L’afro-brésilianité est une des multiples composantes de l’identité brésilienne. Ici, on ne parlera pas d’une mosaïque mais d’un kaléidoscope des cultures, où les itinéraires personnels qui se croisent renouvellent les métissages en perpétuel mouvement.
Les métissages sont des processus dynamiques qui parcourent l’identité brésilienne, ils y sont envisagés comme des énergies qui participent à la vie de chacun depuis longtemps et sous diverses formes. L’immense faculté brésilienne à mélanger tout et n’importe quoi avec une grâce inégalable est peut-être l’un de ses plus grands talents, sa deuxième » contribution à la civilisation » après la cordialité. L’afro-brésilianité est l’une des composantes de cette identité. Toute l’histoire de l’art brésilien en est témoin et l’actualité artistique en montre la vitalité et sa visibilité. Même si Jean-François Véran pose très justement la question : » L’afro-brésilianité triomphante s’est circonscrite à une expression culturelle : n’est-ce pas précisément la place traditionnellement consentie aux Noirs ? « .
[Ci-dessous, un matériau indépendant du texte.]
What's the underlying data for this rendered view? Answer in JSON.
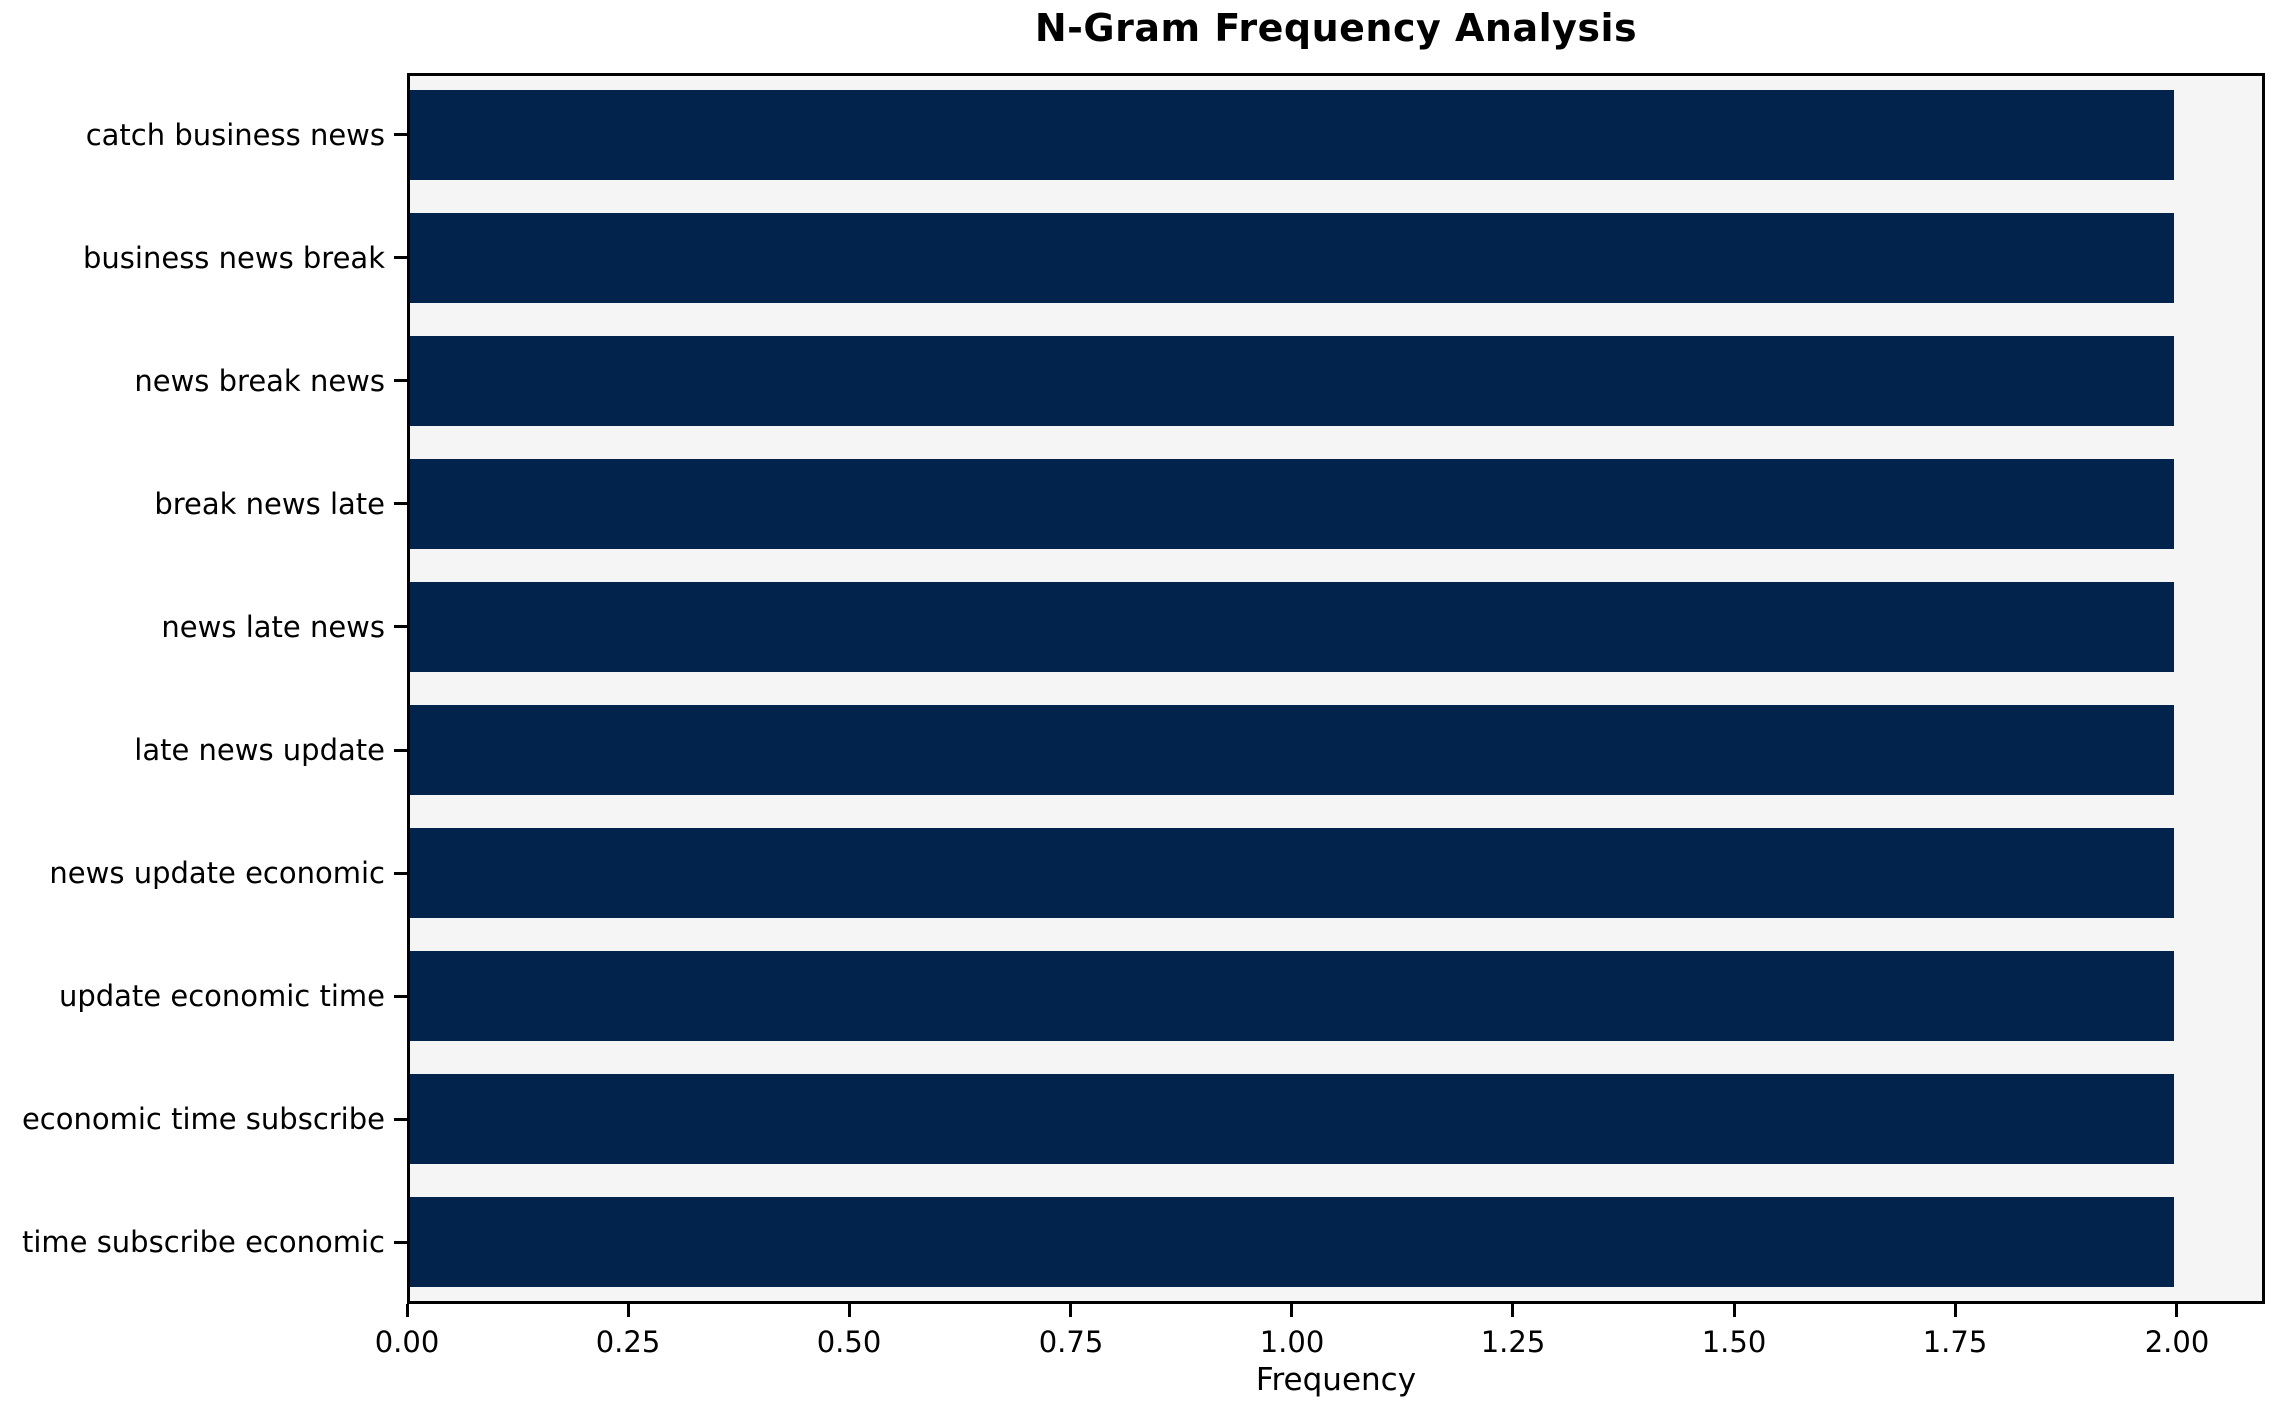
{
  "chart_data": {
    "type": "bar",
    "orientation": "horizontal",
    "title": "N-Gram Frequency Analysis",
    "xlabel": "Frequency",
    "ylabel": "",
    "categories": [
      "catch business news",
      "business news break",
      "news break news",
      "break news late",
      "news late news",
      "late news update",
      "news update economic",
      "update economic time",
      "economic time subscribe",
      "time subscribe economic"
    ],
    "values": [
      2,
      2,
      2,
      2,
      2,
      2,
      2,
      2,
      2,
      2
    ],
    "xlim": [
      0,
      2.1
    ],
    "xtick_values": [
      0.0,
      0.25,
      0.5,
      0.75,
      1.0,
      1.25,
      1.5,
      1.75,
      2.0
    ],
    "xtick_labels": [
      "0.00",
      "0.25",
      "0.50",
      "0.75",
      "1.00",
      "1.25",
      "1.50",
      "1.75",
      "2.00"
    ],
    "grid": false,
    "legend_position": "none",
    "bar_color": "#02244c",
    "plot_background": "#f5f5f5",
    "figure_background": "#ffffff"
  }
}
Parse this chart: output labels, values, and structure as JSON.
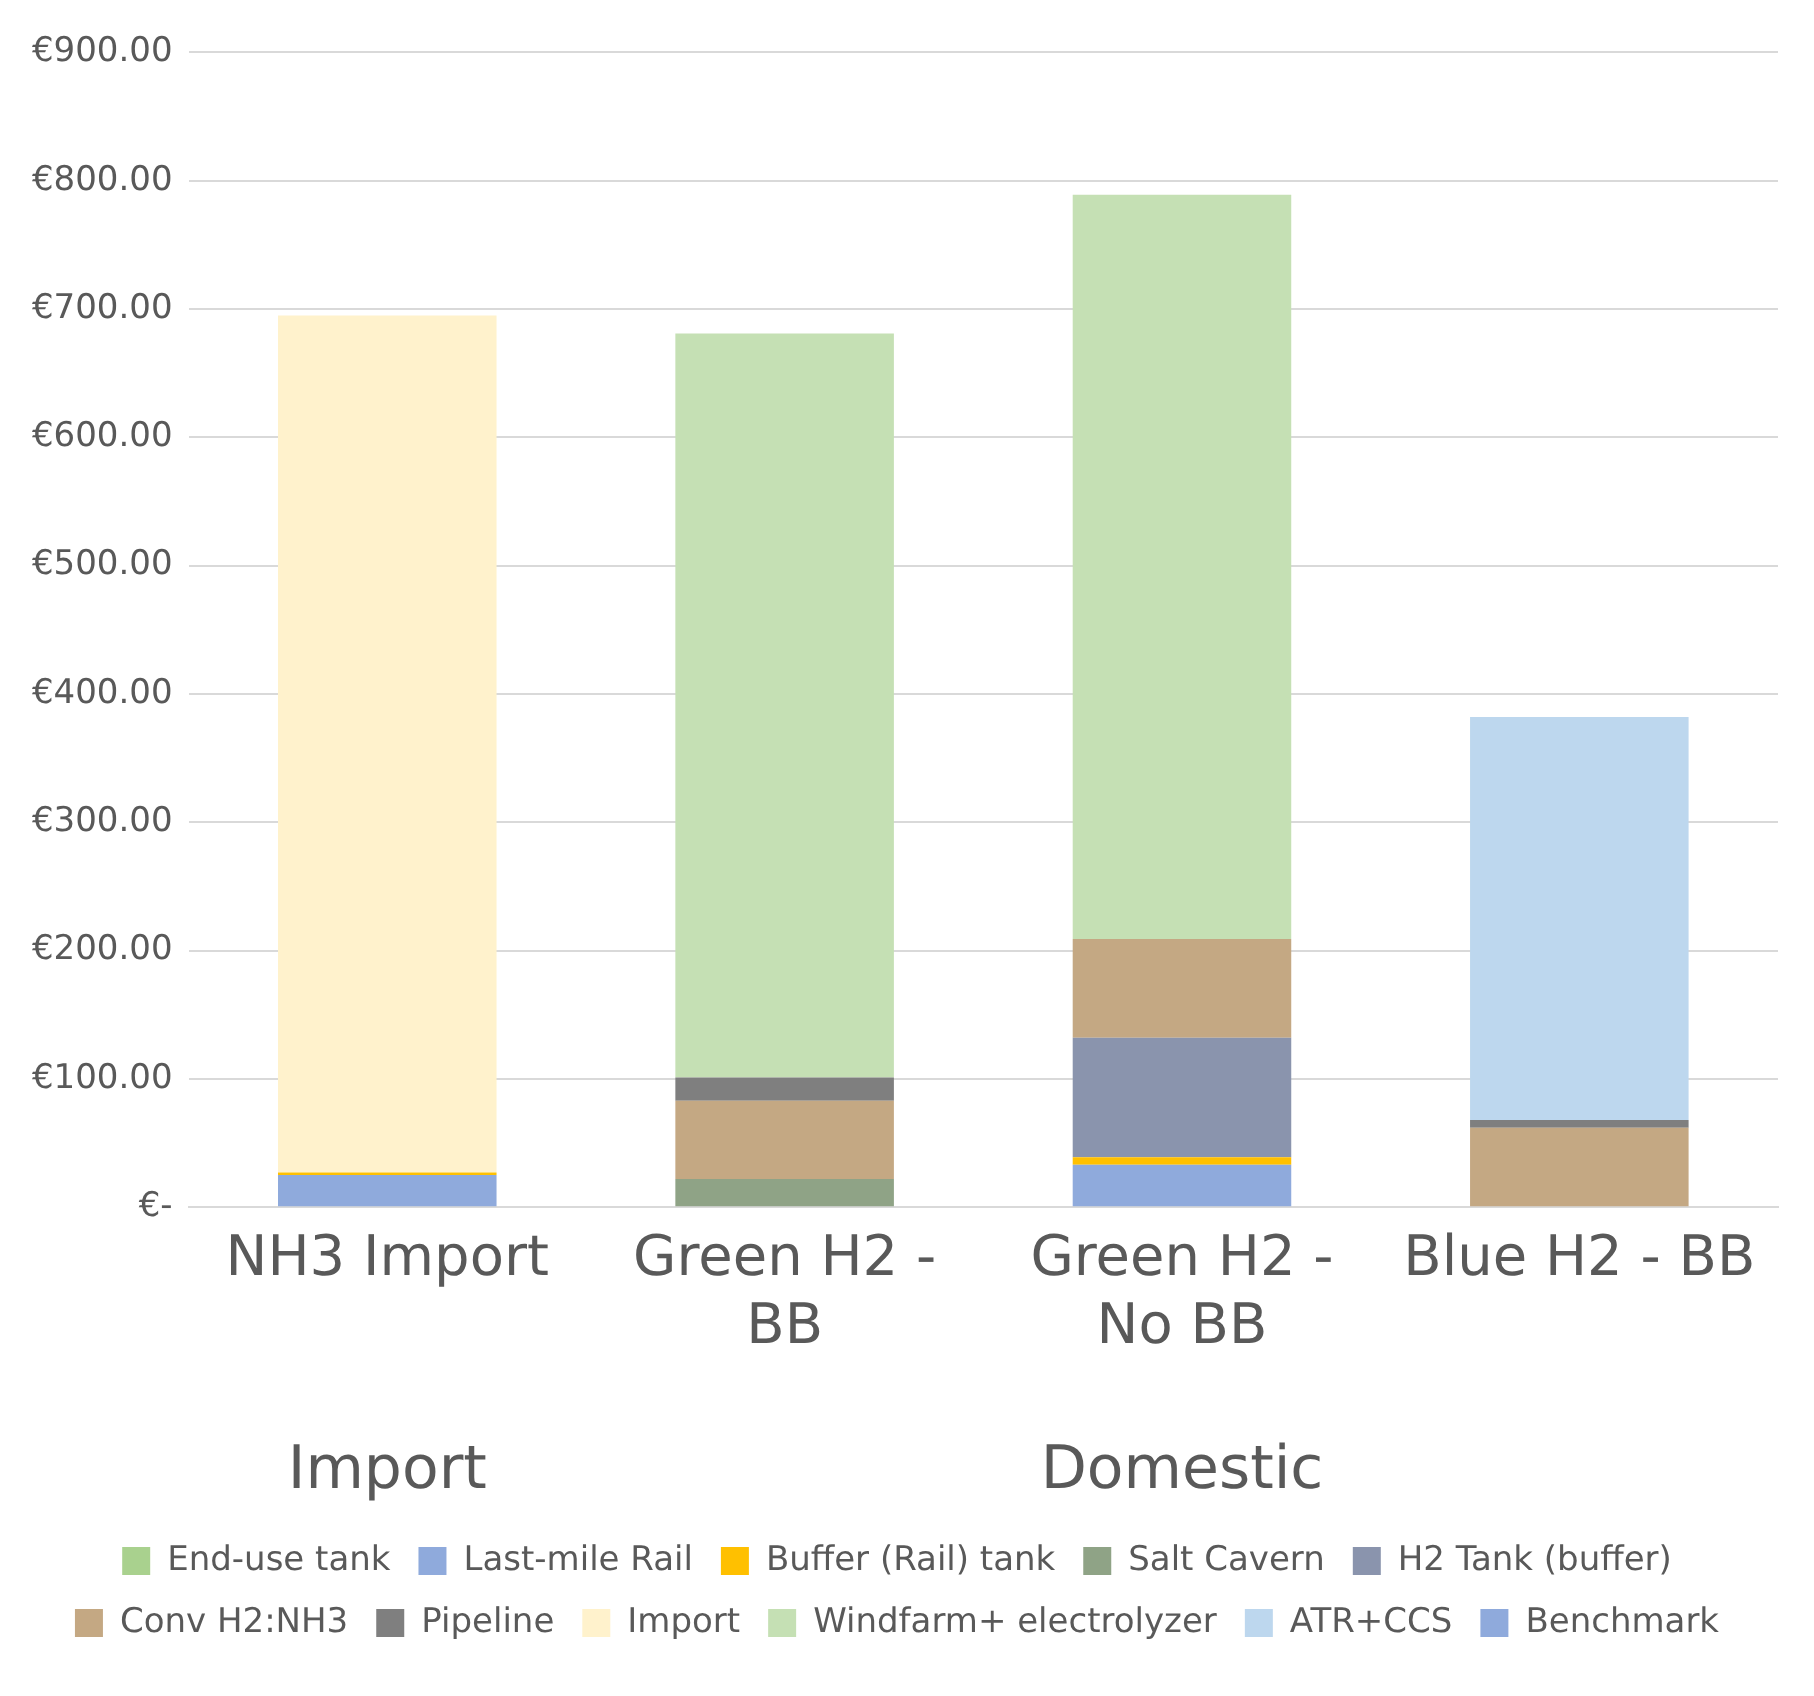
{
  "chart_data": {
    "type": "bar",
    "stacked": true,
    "categories": [
      "NH3 Import",
      "Green H2 - BB",
      "Green H2 - No BB",
      "Blue H2 - BB"
    ],
    "series": [
      {
        "name": "End-use tank",
        "color": "#a9d18e",
        "values": [
          null,
          null,
          null,
          null
        ]
      },
      {
        "name": "Last-mile Rail",
        "color": "#8faadc",
        "values": [
          25,
          null,
          33,
          null
        ]
      },
      {
        "name": "Buffer (Rail) tank",
        "color": "#ffc000",
        "values": [
          2,
          null,
          6,
          null
        ]
      },
      {
        "name": "Salt Cavern",
        "color": "#8fa386",
        "values": [
          null,
          22,
          null,
          null
        ]
      },
      {
        "name": "H2 Tank (buffer)",
        "color": "#8a94ad",
        "values": [
          null,
          null,
          93,
          null
        ]
      },
      {
        "name": "Conv H2:NH3",
        "color": "#c4a883",
        "values": [
          null,
          61,
          77,
          62
        ]
      },
      {
        "name": "Pipeline",
        "color": "#7f7f7f",
        "values": [
          null,
          18,
          null,
          6
        ]
      },
      {
        "name": "Import",
        "color": "#fff2cc",
        "values": [
          668,
          null,
          null,
          null
        ]
      },
      {
        "name": "Windfarm+ electrolyzer",
        "color": "#c5e0b4",
        "values": [
          null,
          580,
          580,
          null
        ]
      },
      {
        "name": "ATR+CCS",
        "color": "#bdd7ee",
        "values": [
          null,
          null,
          null,
          314
        ]
      },
      {
        "name": "Benchmark",
        "color": "#8faadc",
        "values": [
          null,
          null,
          null,
          null
        ]
      }
    ],
    "ylim": [
      0,
      900
    ],
    "yticks": [
      {
        "value": 0,
        "label": "€-"
      },
      {
        "value": 100,
        "label": "€100.00"
      },
      {
        "value": 200,
        "label": "€200.00"
      },
      {
        "value": 300,
        "label": "€300.00"
      },
      {
        "value": 400,
        "label": "€400.00"
      },
      {
        "value": 500,
        "label": "€500.00"
      },
      {
        "value": 600,
        "label": "€600.00"
      },
      {
        "value": 700,
        "label": "€700.00"
      },
      {
        "value": 800,
        "label": "€800.00"
      },
      {
        "value": 900,
        "label": "€900.00"
      }
    ],
    "grid": "y",
    "legend": "bottom",
    "annotations": [
      "Import",
      "Domestic"
    ]
  }
}
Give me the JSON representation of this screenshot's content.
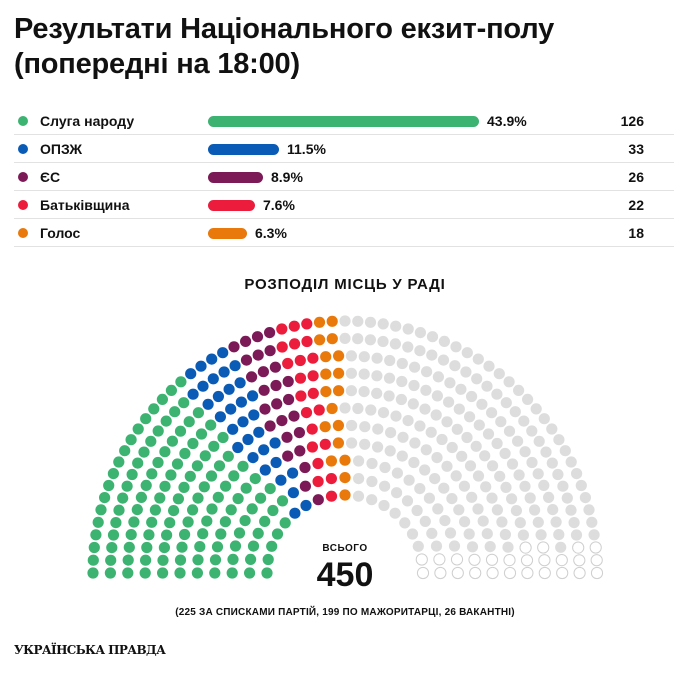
{
  "header": {
    "title_line1": "Результати Національного екзит-полу",
    "title_line2": "(попередні на 18:00)"
  },
  "chart_data": [
    {
      "type": "bar",
      "categories": [
        "Слуга народу",
        "ОПЗЖ",
        "ЄС",
        "Батьківщина",
        "Голос"
      ],
      "values": [
        43.9,
        11.5,
        8.9,
        7.6,
        6.3
      ],
      "value_labels": [
        "43.9%",
        "11.5%",
        "8.9%",
        "7.6%",
        "6.3%"
      ],
      "seats": [
        126,
        33,
        26,
        22,
        18
      ],
      "seat_labels": [
        "126",
        "33",
        "26",
        "22",
        "18"
      ],
      "colors": [
        "#3cb371",
        "#0a5bb5",
        "#7b1a56",
        "#ec1c3c",
        "#e8790a"
      ],
      "title": "",
      "xlabel": "",
      "ylabel": "",
      "xlim": [
        0,
        45
      ]
    },
    {
      "type": "hemicycle",
      "title": "РОЗПОДІЛ МІСЦЬ У РАДІ",
      "total_label": "ВСЬОГО",
      "total": 450,
      "total_text": "450",
      "segments": [
        {
          "party": "Слуга народу",
          "seats": 126,
          "color": "#3cb371"
        },
        {
          "party": "ОПЗЖ",
          "seats": 33,
          "color": "#0a5bb5"
        },
        {
          "party": "ЄС",
          "seats": 26,
          "color": "#7b1a56"
        },
        {
          "party": "Батьківщина",
          "seats": 22,
          "color": "#ec1c3c"
        },
        {
          "party": "Голос",
          "seats": 18,
          "color": "#e8790a"
        },
        {
          "party": "",
          "seats": 199,
          "color": "#dddddd"
        },
        {
          "party": "",
          "seats": 26,
          "color": "outline"
        }
      ],
      "footnote": "(225 ЗА СПИСКАМИ ПАРТІЙ, 199 ПО МАЖОРИТАРЦІ, 26 ВАКАНТНІ)"
    }
  ],
  "brand": {
    "logo_text": "УКРАЇНСЬКА ПРАВДА"
  }
}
En février 1922, le mouvement moderniste va frapper un grand coup au théâtre municipal de Sao Paulo avec la Semaine d’art moderne. Dans son discours d’ouverture, le romancier Graça Aranha annonce solennellement » la naissance émouvante de l’art au Brésil « . Cette manifestation pluridisciplinaire accueille entre autres dans le domaine des arts plastiques, les uvres de Malfatti, Brecheret et Di Cavalcanti, nommé le » peintre des mulâtres » qui réalisa en 1920 Cabeça de mulata. Ce mouvement est profondément lié aux avant-gardes européennes même si sa volonté est de fonder les bases d’un art brésilien débarrassé des académismes. L’engouement européen de cette époque pour l’art nègre va décomplexer les artistes pour représenter un Brésil métis et puiser dans un art populaire parcouru d’influences africaines et amérindiennes les caractéristiques de l’art national. Il ne s’agit pas tant de créer un style brésilien que de créer » à la brésilienne « .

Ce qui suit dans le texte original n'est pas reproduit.